Près de la moitié des exportations totales de bois du Cameroun sont dirigées vers les marchés européens, le bois étant le troisième produit le plus important après le pétrole et le cacao. L’UE rappelle que toutes les expéditions de bois et de produits dérivés en provenance du Cameroun, à destination de son marché, devraient être conformes à son règlement sur le bois, qui exige des opérateurs qu’ils effectuent des vérifications de diligence raisonnée pour s’assurer que les produits du bois qu’ils mettent sur le marché de l’Union sont légaux mais qu’à ce jour, son partenaire n’a pas pleinement mis en place le système de vérification de la légalité du bois et ne peut donc pas bénéficier d’une autorisation Flegt.
L’UE estime que
«le Cameroun n’a pas été en mesure de respecter ses obligations au titre de l’APV au cours de ces dix dernières années et que la gouvernance du secteur forestier s’est dégradée malgré l’existence de l’APV».

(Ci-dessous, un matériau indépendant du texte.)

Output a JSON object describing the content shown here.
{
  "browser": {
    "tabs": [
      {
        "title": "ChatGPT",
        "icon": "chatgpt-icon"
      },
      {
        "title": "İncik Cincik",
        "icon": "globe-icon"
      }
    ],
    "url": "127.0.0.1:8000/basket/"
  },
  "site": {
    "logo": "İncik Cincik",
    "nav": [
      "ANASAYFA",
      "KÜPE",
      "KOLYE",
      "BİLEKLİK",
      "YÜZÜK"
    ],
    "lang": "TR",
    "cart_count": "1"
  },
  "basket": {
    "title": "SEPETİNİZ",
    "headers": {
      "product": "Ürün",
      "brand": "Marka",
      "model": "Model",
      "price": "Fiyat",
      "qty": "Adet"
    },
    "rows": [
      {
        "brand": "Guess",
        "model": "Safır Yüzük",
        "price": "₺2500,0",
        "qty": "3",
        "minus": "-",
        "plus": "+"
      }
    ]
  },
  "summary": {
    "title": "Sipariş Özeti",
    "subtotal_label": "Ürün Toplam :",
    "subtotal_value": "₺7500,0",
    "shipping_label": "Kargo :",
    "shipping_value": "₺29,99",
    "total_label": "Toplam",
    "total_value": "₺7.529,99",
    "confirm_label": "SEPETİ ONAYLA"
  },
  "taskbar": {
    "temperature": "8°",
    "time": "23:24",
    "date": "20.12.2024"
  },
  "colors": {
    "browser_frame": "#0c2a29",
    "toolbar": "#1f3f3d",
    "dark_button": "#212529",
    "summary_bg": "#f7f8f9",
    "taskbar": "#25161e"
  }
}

Elle note que les exportations de bois ont été réorientées vers les marchés asiatiques, notamment la Chine et le Viêt Nam, qu’une grande partie du bois commercialisé provient de l’exploitation illégale des forêts, ce qui prive le gouvernement camerounais de revenus et les communautés locales d’avantages partagés.
L’UE constate, avec inquiétude que le Cameroun occupe la 140è place sur 180 pays dans l’indice de perception de la corruption, et prie instamment le gouvernement de Yaoundé de s’employer à mettre un terme à la corruption généralisée et à lutter contre les autres facteurs qui alimentent l’exploitation illégale et la dégradation des forêts.